Kritik zu Misty – The Erroll Garner Story
In »Wo bist du, João Gilberto?« forschte Georges Gachot nach dem verschollenen Erfinder des Bossa Nova. Nun nähert er sich einer weiteren Legende populärer Musik
Die Lobreden und Superlative prasseln anfangs nur so herein über das Publikum. Er war eines der großen Piano-Genies. Der Mann, für den das Klavier erfunden wurde. Einer, der so schnell spielte, als habe er vierzig Finger. Der erste Jazzkünstler, der ein Album einspielte, das über eine Million Mal verkauft wurde. Und bei alledem ein Naturtalent, das keiner Ausbildung bedurfte.
Wem der Name Erroll Garner zuvor nichts sagte, der mag beim Sehen dieses Films sowohl sachte Schuld als auch tiefe Dankbarkeit empfinden, nun von diesem kapitalen Unwissen erlöst zu werden. Allzu groß wird dieses Publikumssegment wohl nicht sein, denn in Jazz-Dokumentationen gehen eh meist die Bekehrten. Garners Klassiker »Misty« wird ohnehin jeder schon einmal gehört haben, sei es als Fahrstuhlmusik oder als Leitmotiv in Clint Eastwoods Regiedebüt »Play Misty for Me«, das bei uns den kurios unerklärten Titel »Sadistico« trug.
Georges Gachot kann für seine Aufklärungsarbeit aus dem Vollen schöpfen: Von keinem Jazzvirtuosen sind so viele Konzertaufzeichnungen und Talkshow-Auftritte überliefert wie von dem 1977 verstorbenen Garner. Der Dokumentarist wird nicht müde, dieses historische Material zu zitieren: als eine fortwährende Exposition, in der sich der Film des Gewichts seines Themas treuherzig versichert. Garners Temperament wird hier wuchtig spürbar. Das Spielen war für ihn eine fröhliche, schweißtreibende Arbeit an der Beglückung seines Publikums. Kein Stück spielte dieses Genie des Augenblicks zweimal auf die gleiche Weise. Er brauchte Mitspieler, die sich auf den Stegreif einlassen konnten – geprobt wurde oft erst beim Auftritt. Gachot hat das Glück, drei Überlebende dieses Furors vor die Kamera zu bekommen. Garners Schlagzeuger und zwei seiner Bassisten geben Auskunft über Freude und Pein ihrer Zusammenarbeit. Einmal entwickelt Gachot mit ihnen sogar eine eigene Idee, wie mit Garners Musikalität filmisch umzugehen wäre – als er sie die Aufnahme des Solos »Coquette« von 1952 postum begleiten lässt.
Noch ein zweiter Film gewinnt allmählich Kontur, der sich von den historischen Aufnahmen löst.
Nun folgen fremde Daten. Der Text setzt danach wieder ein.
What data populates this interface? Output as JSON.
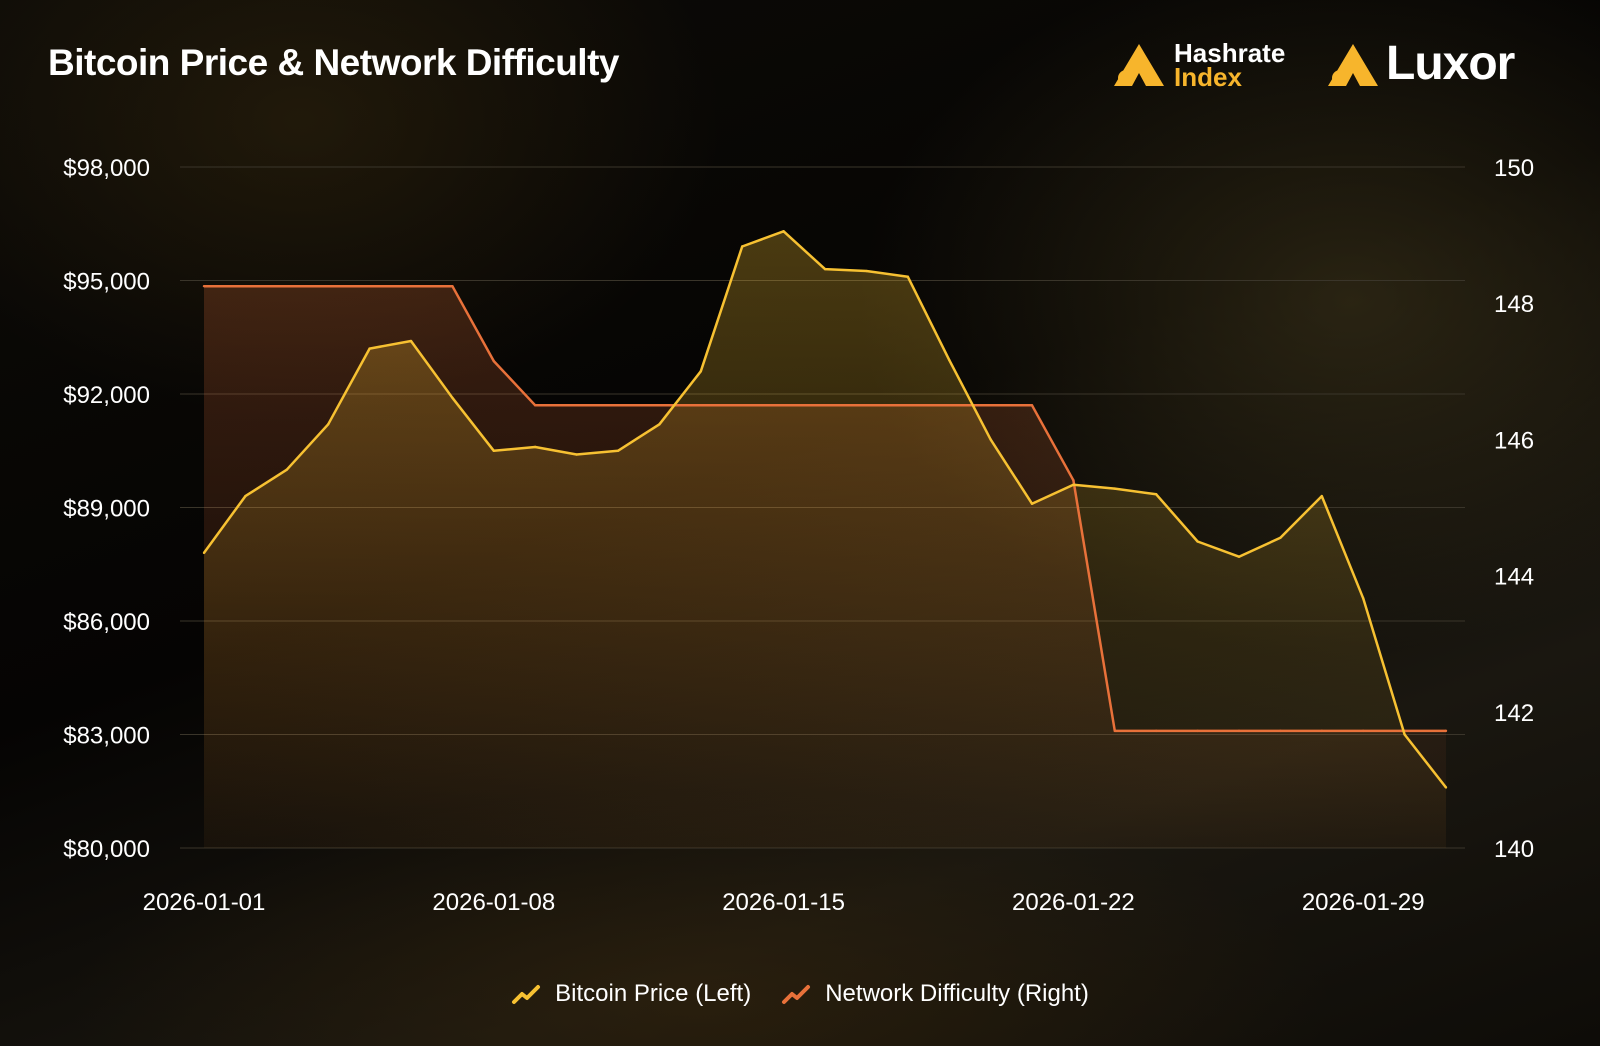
{
  "title": "Bitcoin Price & Network Difficulty",
  "logos": {
    "hashrate_line1": "Hashrate",
    "hashrate_line2": "Index",
    "luxor": "Luxor"
  },
  "colors": {
    "price": "#f7c132",
    "difficulty": "#e8713a",
    "grid": "#3a352a",
    "text": "#ffffff"
  },
  "chart_data": {
    "type": "line",
    "x": [
      "2026-01-01",
      "2026-01-02",
      "2026-01-03",
      "2026-01-04",
      "2026-01-05",
      "2026-01-06",
      "2026-01-07",
      "2026-01-08",
      "2026-01-09",
      "2026-01-10",
      "2026-01-11",
      "2026-01-12",
      "2026-01-13",
      "2026-01-14",
      "2026-01-15",
      "2026-01-16",
      "2026-01-17",
      "2026-01-18",
      "2026-01-19",
      "2026-01-20",
      "2026-01-21",
      "2026-01-22",
      "2026-01-23",
      "2026-01-24",
      "2026-01-25",
      "2026-01-26",
      "2026-01-27",
      "2026-01-28",
      "2026-01-29",
      "2026-01-30",
      "2026-01-31"
    ],
    "x_ticks": [
      "2026-01-01",
      "2026-01-08",
      "2026-01-15",
      "2026-01-22",
      "2026-01-29"
    ],
    "y_left": {
      "lim": [
        80000,
        98000
      ],
      "ticks": [
        80000,
        83000,
        86000,
        89000,
        92000,
        95000,
        98000
      ],
      "tick_labels": [
        "$80,000",
        "$83,000",
        "$86,000",
        "$89,000",
        "$92,000",
        "$95,000",
        "$98,000"
      ]
    },
    "y_right": {
      "lim": [
        140,
        150
      ],
      "ticks": [
        140,
        142,
        144,
        146,
        148,
        150
      ],
      "tick_labels": [
        "140",
        "142",
        "144",
        "146",
        "148",
        "150"
      ]
    },
    "grid": true,
    "legend_position": "bottom-center",
    "series": [
      {
        "name": "Bitcoin Price (Left)",
        "axis": "left",
        "values": [
          87800,
          89300,
          90000,
          91200,
          93200,
          93400,
          91900,
          90500,
          90600,
          90400,
          90500,
          91200,
          92600,
          95900,
          96300,
          95300,
          95250,
          95100,
          92900,
          90800,
          89100,
          89600,
          89500,
          89350,
          88100,
          87700,
          88200,
          89300,
          86600,
          83000,
          81600
        ]
      },
      {
        "name": "Network Difficulty (Right)",
        "axis": "right",
        "values": [
          148.25,
          148.25,
          148.25,
          148.25,
          148.25,
          148.25,
          148.25,
          147.15,
          146.5,
          146.5,
          146.5,
          146.5,
          146.5,
          146.5,
          146.5,
          146.5,
          146.5,
          146.5,
          146.5,
          146.5,
          146.5,
          145.4,
          141.72,
          141.72,
          141.72,
          141.72,
          141.72,
          141.72,
          141.72,
          141.72,
          141.72
        ]
      }
    ]
  }
}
In diesem erzählerischen Strang kommen Garners Tochter, die er nie anerkannte, sowie seine letzte Lebensgefährtin zu Wort. Hier tun sich emotionale Abgründe und Risse im überlieferten Bild auf. Der Nähe, die Gachot in diesen Passagen herstellen will, eignet zuweilen etwas Voyeuristisches. Gleichwohl setzt er in dieser inszenierten Intimität tiefe Verletzungen in ihr Recht, die sich nicht als bloße Melancholie dingfest machen lassen. Stimmungsvoll will sein Film allerdings sein. Dafür spannt er nicht zuletzt den großartigen Trompeter Nils Petter Molvaer ein, der zusätzliche Filmmusik komponiert hat. Derweil sucht Filip Zumbrunns Kamera an den Drehorten beharrlich nach Poesie. Als er ein Feuerwerk über der New Yorker Skyline einfängt, imitiert der Film gar den Auftakt zu Woody Allens »Manhattan«. Weshalb die Gegenwartsszenen zwischen Schwarz-Weiß und Farbe changieren, wird dabei nie ganz ersichtlich. Der Wechsel schärft die Wahrnehmung nicht, sondern bleibt eine visuelle Floskel.